Nestled in the Sheyenne River Valley, about 65 miles southeast of Jamestown, Fort Ransom State Park is a 950-acre recreation area amid rolling grasslands and mixed woods. Once the site of an 1860s military encampment, the location now offers year-round outdoor recreation, from hiking, fishing, and paddling, to bird watching, horseback riding and camping. In summer, the park rents canoes and provides shuttles to the launch point, for spending leisurely days paddling down the river. In winter, its a popular destination for cross-country skiing and snowmobiling. The park’s most noted event is the annual Sodbuster Days, which celebrates the farming and homesteading days of the late 1800s with arts, music, food and a rodeo.
The campground at Fort Ransom State Park offers 80 RV, tent and equestrian campsites near the banks of the Sheyenne River. Modern RV sites, with electric and water hookups, are mostly pull-through, while primitive tent sites are mostly walk-in. A few group sites, both modern and primitive, are located near the outdoor amphitheater. The main camp area features flush toilets, showers, a playground, and a dump station. A canoe launch and fishing pier are located nearby. The primitive tent sites and equestrian camp area only offers vault toilets; the latter also has horse corrals. Other amenities include a visitor center, picnic shelters, and a dog park. Campsites are $17–$25/night.
This campground has the North Country Trail go right through it, and that is how we ended up camping there. Kids enjoyed the ice cream and refreshments for sale at the gift shop. We were able to get down to the river from our primitive site and cool off. While the bank its self was quite steep and muddy the water felt amazing. Firewood for sale at the gift shop and they drop it off to your site.
Stayed at a site in the open field near to the road. (last site available) only down side was that you got to feel the ND winds (10-30mph+) all the time….. Next time will stay on the other side of the river at their "primitive" campsites. those sites are all in the trees and secluded. Also has walk-in tent sites. Plenty of local hiking trails right from the campsite.

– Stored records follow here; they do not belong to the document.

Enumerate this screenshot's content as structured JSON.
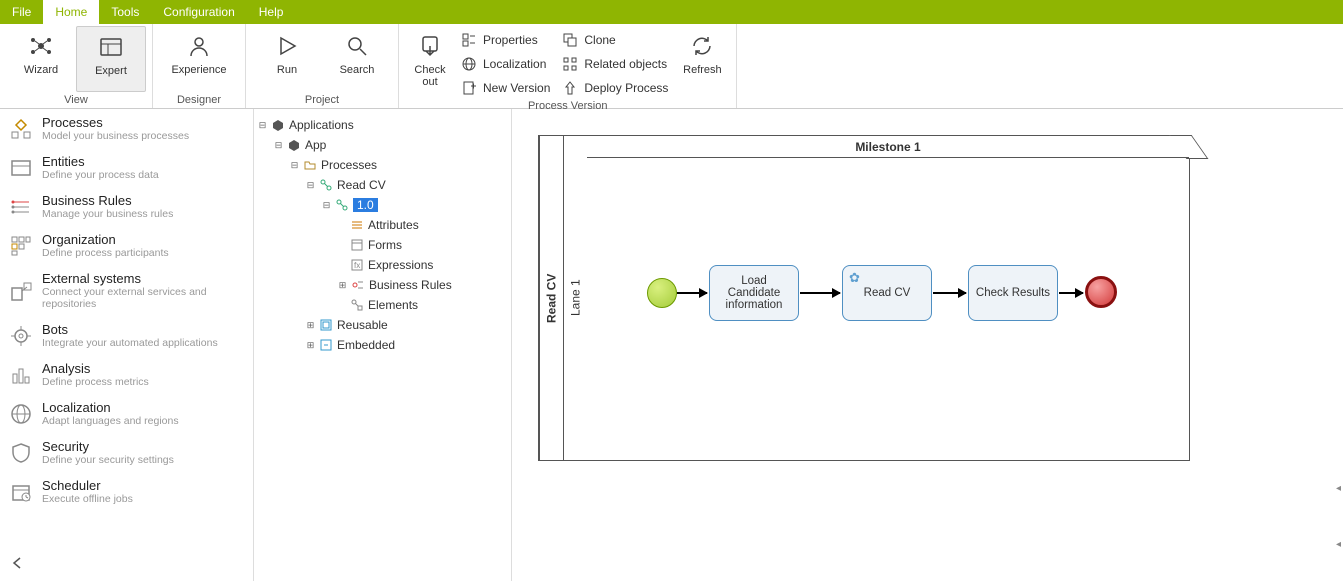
{
  "menu": {
    "file": "File",
    "home": "Home",
    "tools": "Tools",
    "configuration": "Configuration",
    "help": "Help"
  },
  "ribbon": {
    "groups": {
      "view": {
        "title": "View",
        "wizard": "Wizard",
        "expert": "Expert"
      },
      "designer": {
        "title": "Designer",
        "experience": "Experience"
      },
      "project": {
        "title": "Project",
        "run": "Run",
        "search": "Search"
      },
      "pv": {
        "title": "Process Version",
        "checkout": "Check\nout",
        "refresh": "Refresh",
        "properties": "Properties",
        "clone": "Clone",
        "localization": "Localization",
        "related": "Related objects",
        "newversion": "New Version",
        "deploy": "Deploy Process"
      }
    }
  },
  "nav": {
    "processes": {
      "t": "Processes",
      "s": "Model your business processes"
    },
    "entities": {
      "t": "Entities",
      "s": "Define your process data"
    },
    "rules": {
      "t": "Business Rules",
      "s": "Manage your business rules"
    },
    "org": {
      "t": "Organization",
      "s": "Define process participants"
    },
    "ext": {
      "t": "External systems",
      "s": "Connect your external services and repositories"
    },
    "bots": {
      "t": "Bots",
      "s": "Integrate your automated applications"
    },
    "analysis": {
      "t": "Analysis",
      "s": "Define process metrics"
    },
    "local": {
      "t": "Localization",
      "s": "Adapt languages and regions"
    },
    "security": {
      "t": "Security",
      "s": "Define your security settings"
    },
    "scheduler": {
      "t": "Scheduler",
      "s": "Execute offline jobs"
    }
  },
  "tree": {
    "root": "Applications",
    "app": "App",
    "processes": "Processes",
    "readcv": "Read CV",
    "version": "1.0",
    "attributes": "Attributes",
    "forms": "Forms",
    "expressions": "Expressions",
    "brules": "Business Rules",
    "elements": "Elements",
    "reusable": "Reusable",
    "embedded": "Embedded"
  },
  "diagram": {
    "poolTitle": "Read CV",
    "laneTitle": "Lane 1",
    "milestone": "Milestone 1",
    "task1": "Load Candidate information",
    "task2": "Read CV",
    "task3": "Check Results"
  }
}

This is a year round multi-use state park along the forest-lined Sheyenne River and near the Sheyenne National Grasslands. There are miles of trails through all kinds of habititats from forest to prairie to riparian shores and the water trail. In winter there is great cross country skiing and snowshoeing and summer of course has camping, canoeing, hiking, and nature watching. This seems to be a big park for horse campers and they are well set up for that with corrals and designated horse campgrounds. There is a standard campground for car camping, campers and RVs with the usual amenities, then there is the so-called "primitive" campground which is for tents only, either in drive in tent campsites, or at walk-in tent sites that are very spacious and right on the river! Very nice. The "primitive" tent area has quiet rules including no use of generators, so we like that. The tent area did not have its own water source though, so you do have to walk across the river bridge to the main campground to get water. Also, while there were no problems about flooding on our trip, the sites are in a lowland area adjacent to the river floodplain so could be a concern at times of heavy rain. Other options, should you want to go for historic lodging or "glamping", there is the option to reserve a covered wagon or pioneer cabin to stay in, or a fully equipped really amazingly cool yurt with a loft that could host a large family or group. If you like hiking or canoeing or horseback riding or nature exploring, there are alot of good options here for the summer camper. Things are quieter right now as there as fewer campers due to covid, they are also a little short staffed and the grounds look a tad bit rough around the edges and in need of a bit of maintanence. Also, the park was established on the grounds on an old fort which seems to have had some historic controversy, and the main park entrance sign was burned in a recent protest event so be aware of that when you are trying to find the park. And, while staying at the park, visit the exhibits in the visitor's center to learn more about the history of the area and the old fort so you can put all this into respectful context.
This is a pretty good spot. When we were there in June the campground was having a Halloween celebration and my daughter loved it. There’s good trails to walk and it’s generally quiet. Sites aren’t very private, but the people were nice. It seemed to be more of a “locals” campground.
Wifi is at the visitors center, there’s almost 20 miles of trails to walk on and the scenery at night is beautiful! Sodbuster Days, Halloween in June and Christmas in July is a must. Also the historical building in the area is a cool thing to see!
Very green park with alot of history, including a preserved farm about early white settlers. We met some people who were staying here with their horses - how fun! Wide open green spaces, lovely. We didn’t explore much of the park unfortunately. We really wished we had rented a canoe or kayak (from the park) but it was a holiday weekend so they were all gone by the time we sauntered out of the tent near noon.
Yay: basic cafe, easy canoeing, nature center, educational, easy hikes.
Nay: campsites are not private or shady, only a few are next to the water.
Surprise: the camp staff were especially great with lots of stories to entertain the preschooler and grandma!